As shoppers rush to buy and ship last-minute gifts, thousands of parcels arriving from overseas are processed and scrutinized every day at O'Hare's sprawling International Mail Facility.

Investigators at the facility screen what's coming in year-round, but all this week, agents from Homeland Security Investigations, working with Customs and Border Protection, have engaged in an extra push to check what has arrived during the holiday rush.

"We've encountered just a plethora of items that could be potentially dangerous," said HSI Assistant Special Agent in Charge Chris Watkins.

"Operation Safe Holidays" ran from Oct. 1 through Dec. 16 this year, with a "blitz" of increased resources in its final week, federal officials say. More than 8,300 counterfeit items, including pharmaceuticals, fake designer goods, unlicensed sports memorabilia and more, were seized, with an estimated value of $5.7 million, authorities say.

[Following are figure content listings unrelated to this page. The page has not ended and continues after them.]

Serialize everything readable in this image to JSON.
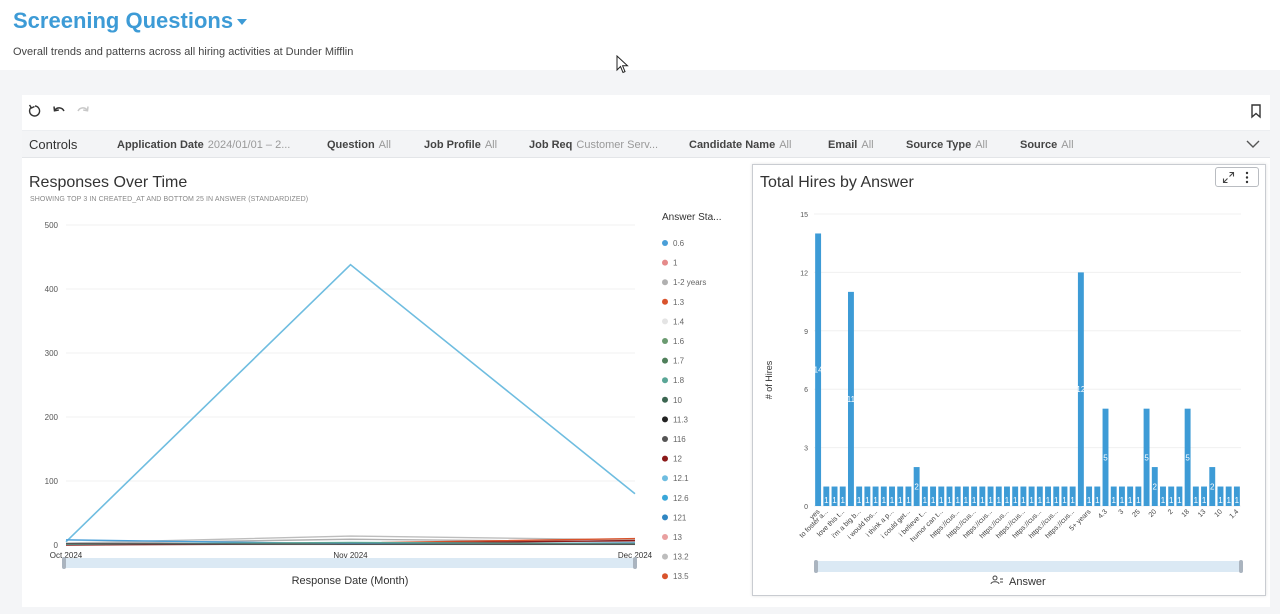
{
  "header": {
    "title": "Screening Questions",
    "subtitle": "Overall trends and patterns across all hiring activities at Dunder Mifflin"
  },
  "toolbar": {
    "icons": [
      "reset-icon",
      "undo-icon",
      "redo-icon",
      "bookmark-icon"
    ]
  },
  "controls": {
    "label": "Controls",
    "filters": [
      {
        "label": "Application Date",
        "value": "2024/01/01 – 2..."
      },
      {
        "label": "Question",
        "value": "All"
      },
      {
        "label": "Job Profile",
        "value": "All"
      },
      {
        "label": "Job Req",
        "value": "Customer Serv..."
      },
      {
        "label": "Candidate Name",
        "value": "All"
      },
      {
        "label": "Email",
        "value": "All"
      },
      {
        "label": "Source Type",
        "value": "All"
      },
      {
        "label": "Source",
        "value": "All"
      }
    ]
  },
  "left_panel": {
    "title": "Responses Over Time",
    "subtitle": "SHOWING TOP 3 IN CREATED_AT AND BOTTOM 25 IN ANSWER (STANDARDIZED)",
    "legend_title": "Answer Sta...",
    "legend_items": [
      {
        "label": "0.6",
        "color": "#4a9fd8"
      },
      {
        "label": "1",
        "color": "#e58a8a"
      },
      {
        "label": "1-2 years",
        "color": "#b0b0b0"
      },
      {
        "label": "1.3",
        "color": "#d9532c"
      },
      {
        "label": "1.4",
        "color": "#e4e4e4"
      },
      {
        "label": "1.6",
        "color": "#6a9a70"
      },
      {
        "label": "1.7",
        "color": "#4f7f5a"
      },
      {
        "label": "1.8",
        "color": "#5aa696"
      },
      {
        "label": "10",
        "color": "#3b6550"
      },
      {
        "label": "11.3",
        "color": "#222222"
      },
      {
        "label": "116",
        "color": "#555555"
      },
      {
        "label": "12",
        "color": "#8b1a1a"
      },
      {
        "label": "12.1",
        "color": "#6fbde0"
      },
      {
        "label": "12.6",
        "color": "#3aa7d9"
      },
      {
        "label": "121",
        "color": "#2f86c2"
      },
      {
        "label": "13",
        "color": "#e9a0a0"
      },
      {
        "label": "13.2",
        "color": "#bdbdbd"
      },
      {
        "label": "13.5",
        "color": "#d9532c"
      }
    ]
  },
  "right_panel": {
    "title": "Total Hires by Answer",
    "axis_title": "Answer"
  },
  "chart_data": [
    {
      "type": "line",
      "title": "Responses Over Time",
      "xlabel": "Response Date (Month)",
      "ylabel": "",
      "x": [
        "Oct 2024",
        "Nov 2024",
        "Dec 2024"
      ],
      "ylim": [
        0,
        500
      ],
      "yticks": [
        "0",
        "100",
        "200",
        "300",
        "400",
        "500"
      ],
      "series": [
        {
          "name": "12.1",
          "color": "#6fbde0",
          "values": [
            5,
            438,
            80
          ]
        },
        {
          "name": "13.2",
          "color": "#bdbdbd",
          "values": [
            3,
            14,
            8
          ]
        },
        {
          "name": "1-2 years",
          "color": "#b0b0b0",
          "values": [
            2,
            9,
            5
          ]
        },
        {
          "name": "13.5",
          "color": "#d9532c",
          "values": [
            1,
            3,
            10
          ]
        },
        {
          "name": "12",
          "color": "#8b1a1a",
          "values": [
            0,
            2,
            7
          ]
        },
        {
          "name": "0.6",
          "color": "#4a9fd8",
          "values": [
            8,
            2,
            3
          ]
        },
        {
          "name": "1.8",
          "color": "#5aa696",
          "values": [
            1,
            4,
            2
          ]
        },
        {
          "name": "116",
          "color": "#555555",
          "values": [
            2,
            1,
            1
          ]
        }
      ]
    },
    {
      "type": "bar",
      "title": "Total Hires by Answer",
      "xlabel": "Answer",
      "ylabel": "# of Hires",
      "ylim": [
        0,
        15
      ],
      "yticks": [
        "0",
        "3",
        "6",
        "9",
        "12",
        "15"
      ],
      "categories": [
        "yes",
        "to foster a...",
        "",
        "love this t...",
        "",
        "i'm a big b...",
        "",
        "i would fos...",
        "",
        "i think a p...",
        "",
        "i could get...",
        "",
        "i believe t...",
        "",
        "humor can t...",
        "",
        "https://cus...",
        "",
        "https://cus...",
        "",
        "https://cus...",
        "",
        "https://cus...",
        "",
        "https://cus...",
        "",
        "https://cus...",
        "",
        "https://cus...",
        "",
        "https://cus...",
        "",
        "5+ years",
        "",
        "4.3",
        "",
        "3",
        "",
        "25",
        "",
        "20",
        "",
        "2",
        "",
        "18",
        "",
        "13",
        "",
        "10",
        "",
        "1.4"
      ],
      "values": [
        14,
        1,
        1,
        1,
        11,
        1,
        1,
        1,
        1,
        1,
        1,
        1,
        2,
        1,
        1,
        1,
        1,
        1,
        1,
        1,
        1,
        1,
        1,
        1,
        1,
        1,
        1,
        1,
        1,
        1,
        1,
        1,
        12,
        1,
        1,
        5,
        1,
        1,
        1,
        1,
        5,
        2,
        1,
        1,
        1,
        5,
        1,
        1,
        2,
        1,
        1,
        1
      ]
    }
  ]
}
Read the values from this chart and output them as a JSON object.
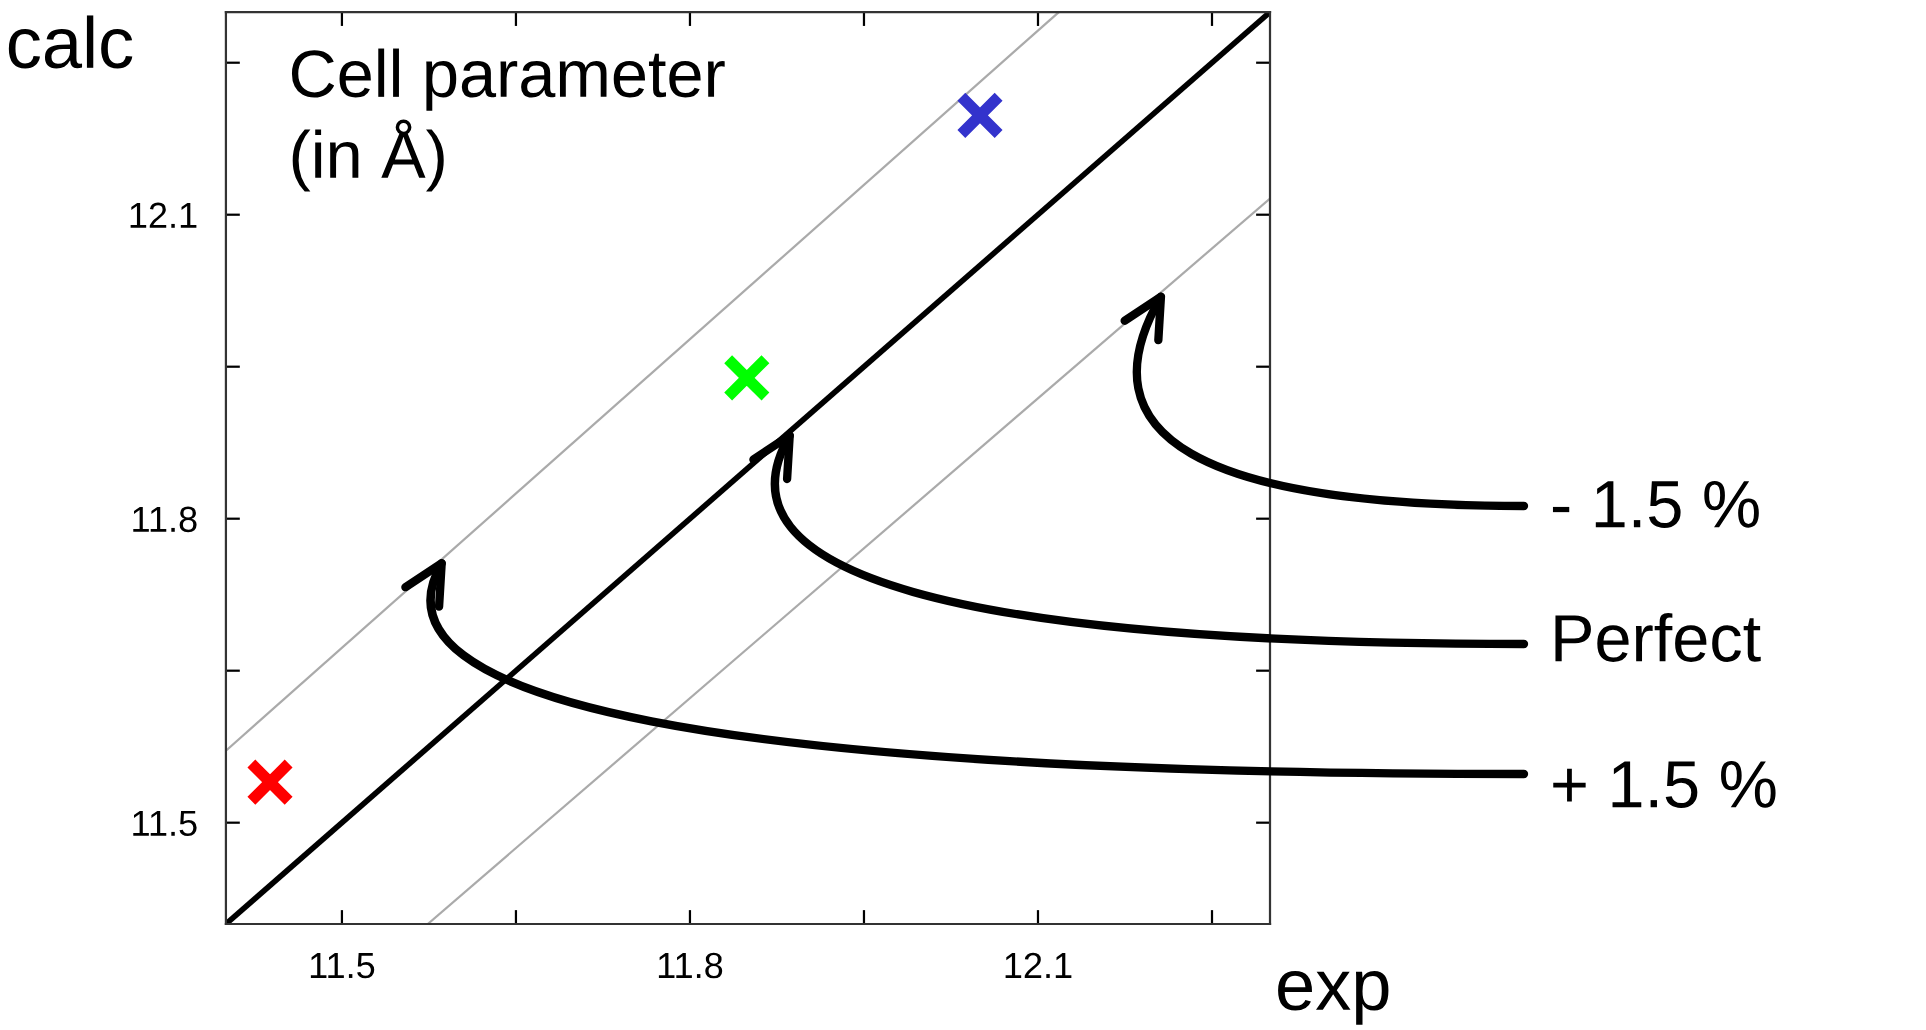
{
  "chart_data": {
    "type": "scatter",
    "title": "Cell parameter\n(in Å)",
    "xlabel": "exp",
    "ylabel": "calc",
    "xlim": [
      11.4,
      12.3
    ],
    "ylim": [
      11.4,
      12.3
    ],
    "xticks": [
      {
        "value": 11.5,
        "label": "11.5"
      },
      {
        "value": 11.65,
        "label": null
      },
      {
        "value": 11.8,
        "label": "11.8"
      },
      {
        "value": 11.95,
        "label": null
      },
      {
        "value": 12.1,
        "label": "12.1"
      },
      {
        "value": 12.25,
        "label": null
      }
    ],
    "yticks": [
      {
        "value": 11.5,
        "label": "11.5"
      },
      {
        "value": 11.65,
        "label": null
      },
      {
        "value": 11.8,
        "label": "11.8"
      },
      {
        "value": 11.95,
        "label": null
      },
      {
        "value": 12.1,
        "label": "12.1"
      },
      {
        "value": 12.25,
        "label": null
      }
    ],
    "grid": false,
    "legend": false,
    "series": [
      {
        "type": "line",
        "color": "#aaaaaa",
        "x": [
          11.4,
          12.118
        ],
        "values": [
          11.571,
          12.3
        ]
      },
      {
        "type": "line",
        "color": "#000000",
        "x": [
          11.4,
          12.3
        ],
        "values": [
          11.4,
          12.3
        ]
      },
      {
        "type": "line",
        "color": "#aaaaaa",
        "x": [
          11.574,
          12.3
        ],
        "values": [
          11.4,
          12.116
        ]
      },
      {
        "marker": "cross",
        "x": [
          11.438,
          11.849,
          12.05
        ],
        "values": [
          11.54,
          11.939,
          12.198
        ],
        "colors": [
          "#ff0000",
          "#00ff00",
          "#3333cc"
        ]
      }
    ],
    "annotations": [
      {
        "text": "- 1.5 %",
        "x": 12.21,
        "y": 12.027
      },
      {
        "text": "Perfect",
        "x": 11.89,
        "y": 11.89
      },
      {
        "text": "+ 1.5 %",
        "x": 11.59,
        "y": 11.764
      }
    ]
  }
}
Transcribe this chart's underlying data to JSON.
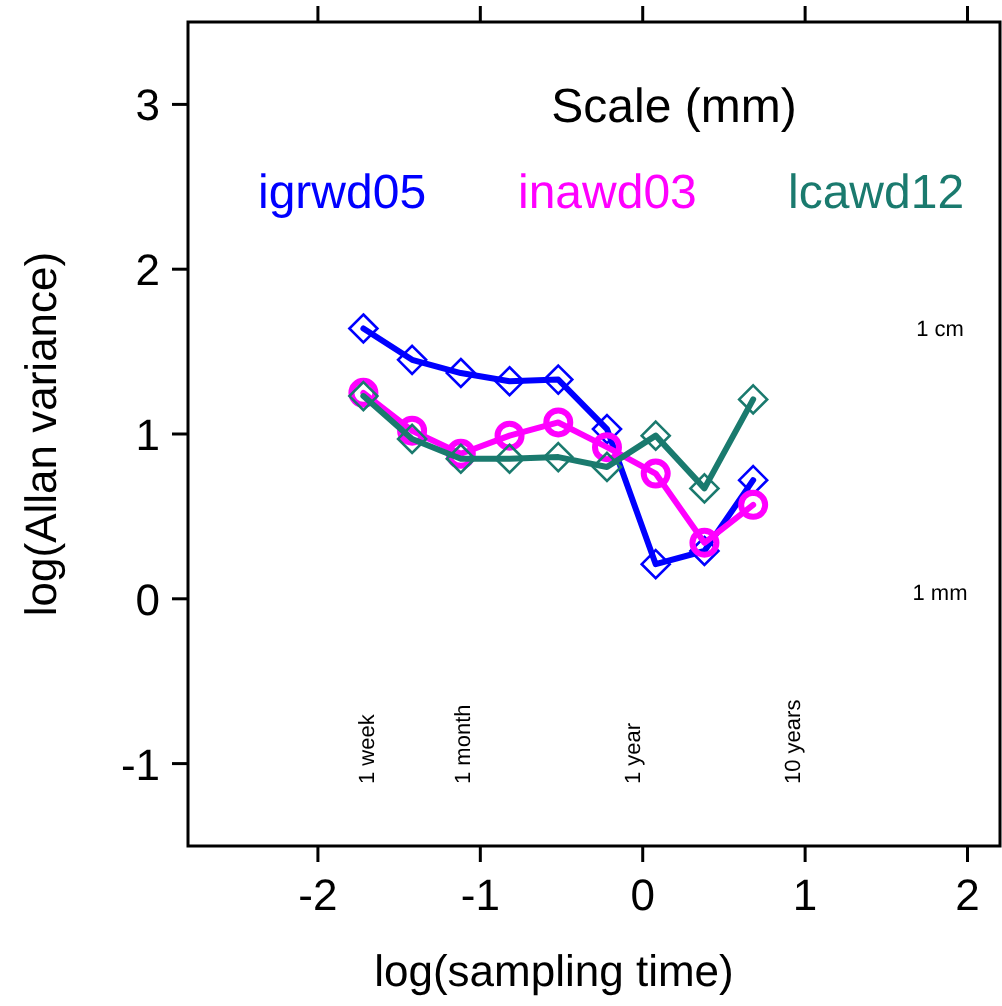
{
  "chart_data": {
    "type": "line",
    "xlabel": "log(sampling time)",
    "ylabel": "log(Allan variance)",
    "legend_title": "Scale (mm)",
    "legend": "top",
    "xlim": [
      -2.8,
      2.2
    ],
    "ylim": [
      -1.5,
      3.5
    ],
    "xticks": [
      -2,
      -1,
      0,
      1,
      2
    ],
    "yticks": [
      -1,
      0,
      1,
      2,
      3
    ],
    "grid": false,
    "x": [
      -1.72,
      -1.42,
      -1.12,
      -0.82,
      -0.52,
      -0.22,
      0.08,
      0.38,
      0.68
    ],
    "series": [
      {
        "name": "igrwd05",
        "color": "#0000ff",
        "marker": "diamond",
        "values": [
          1.64,
          1.45,
          1.37,
          1.32,
          1.33,
          1.03,
          0.21,
          0.29,
          0.72
        ]
      },
      {
        "name": "inawd03",
        "color": "#ff00ff",
        "marker": "circle",
        "values": [
          1.25,
          1.02,
          0.88,
          0.99,
          1.07,
          0.92,
          0.76,
          0.34,
          0.57
        ]
      },
      {
        "name": "lcawd12",
        "color": "#1a7a6e",
        "marker": "diamond",
        "values": [
          1.23,
          0.97,
          0.85,
          0.85,
          0.86,
          0.8,
          0.99,
          0.67,
          1.21
        ]
      }
    ],
    "annotations": [
      "1 cm",
      "1 mm",
      "1 week",
      "1 month",
      "1 year",
      "10 years"
    ]
  }
}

Five people were arrested in the effort.

Imitation Rolex watches, phony postage stamps, fake driver's licenses, knockoff Gucci and Louis Vuitton handbags, even a counterfeit Audi grill were some of the items confiscated as they made their way into the U.S. Also seized were shipments of drugs, ranging from non-approved COVID treatments like Ivermectin and Hydroxychloroquine, to Viagra and more.

Among the items recovered this week was the lower section of an AR-15 assault rifle that came from Taiwan in a package labeled "accessories set."

The agents say many things come in labeled as something they're not.

"If it says that it's shoes and you can actually hear metal clacking around in there - those are red flags," Watkins said.

Investigators say they aren't as interested in the one-offs - like a knockoff purse purchased as a gift - as they are the more dangerous items or those dealing in high volume.

"This is going to a business, a brick-and-mortar or website business, and they're moving millions of dollars worth of items, that's worth a bit more looking into, and hopefully we can do some more seizures and possibly make some arrests," Watkins said.

One such arrest during "Operation Safe Holidays" in 2019 was that of Robin Huberty, of suburban Bolingbrook.

HSI agents said they noticed a high volume of parcels containing counterfeit sports jerseys destined for Huberty's home.

Working with Will County authorities, they allowed one parcel of counterfeit goods to be delivered, then raided his house, seizing, among other things, a car and more than $162,000.

Huberty pleaded guilty to four felony counts of trademark violations last month and was ordered to pay more than $30,000 in fines and restitution.